I have always loved learning, and not just Science; History and French were also some of my favourite subjects. When my mother told me I would make a good teacher, it was a moment of realisation—the so called ‘light bulb’ moment. So, I studied a Bachelor of Science at The University of Queensland, a teaching diploma at the Queensland University of Technology and then a Master of Teaching at Curtin University. I was always fascinated with computing and coding, and when computers became a big thing, I went back to do a Bachelor of Computing. When BGGS got their first four computers, they gave one to me because of my qualification. After that, I completed my doctorate in Education.
I have been at Brisbane Girls Grammar School since I was 23 years old. I have never faced any roadblocks in STEM because of gender. With our students, I think the message is that if you’ve given something your best shot and find that it isn’t for you, there’s no shame in changing your mind, but make sure you’ve given it your best.
I don’t teach the girls until they are in Year 11 and 12, and by that point most know exactly where they are headed. They know what they must do to get there, and our job is to open the world of science to them and give them the confidence they need to succeed.
There are so many joys of teaching Science to young women. Our challenge is that the majority of our students are going to go into a science-based career; therefore, our curriculum has to be devoted to making sure those students get what they need to go to university and become the sort of scientist who is going to shape the world. Also, we owe it to the ones who aren’t going to be scientists, but still can shape the world because of their ability to understand and challenge global issues. They aren’t going to be the ones developing new innovations, but they are going to be the ones who determine how they are used, and if they are used wisely, ethically and sustainably. So, we have that dual goal.

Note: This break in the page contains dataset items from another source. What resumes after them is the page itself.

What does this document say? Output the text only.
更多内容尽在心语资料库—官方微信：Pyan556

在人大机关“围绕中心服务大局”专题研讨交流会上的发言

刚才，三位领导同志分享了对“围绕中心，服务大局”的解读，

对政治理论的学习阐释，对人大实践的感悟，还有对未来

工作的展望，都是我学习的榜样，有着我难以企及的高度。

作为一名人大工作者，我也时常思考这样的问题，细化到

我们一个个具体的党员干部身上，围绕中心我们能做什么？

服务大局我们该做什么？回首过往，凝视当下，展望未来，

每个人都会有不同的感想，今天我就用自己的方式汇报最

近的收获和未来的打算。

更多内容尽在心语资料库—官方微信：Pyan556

I say to staff at the beginning of the year, we are the faculty of wonder and awe. When you go into those classrooms, you bring the magic.
Since the opening of our new Science Learning Centre in 2020, we have moved freely and seamlessly from one activity to another, and it is education at its most fluid. That’s really the beauty of this school; if you can dream it then there are people working tirelessly to make it happen, and this building is a culmination of many, many dreams.
When I think about why gender equality is important in STEM, there are a lot of answers, but one sticks in my mind.
If you are an engineer and you are designing something for women to use, then you have to think about women and how they use it. Science is about making lives better, improving the quality of life for the citizens of the world—and 50 per cent of those citizens are women, and therefore, women need to contribute to making the world a better place. They just have to. Or else, you miss some very, very important life-changing ideas.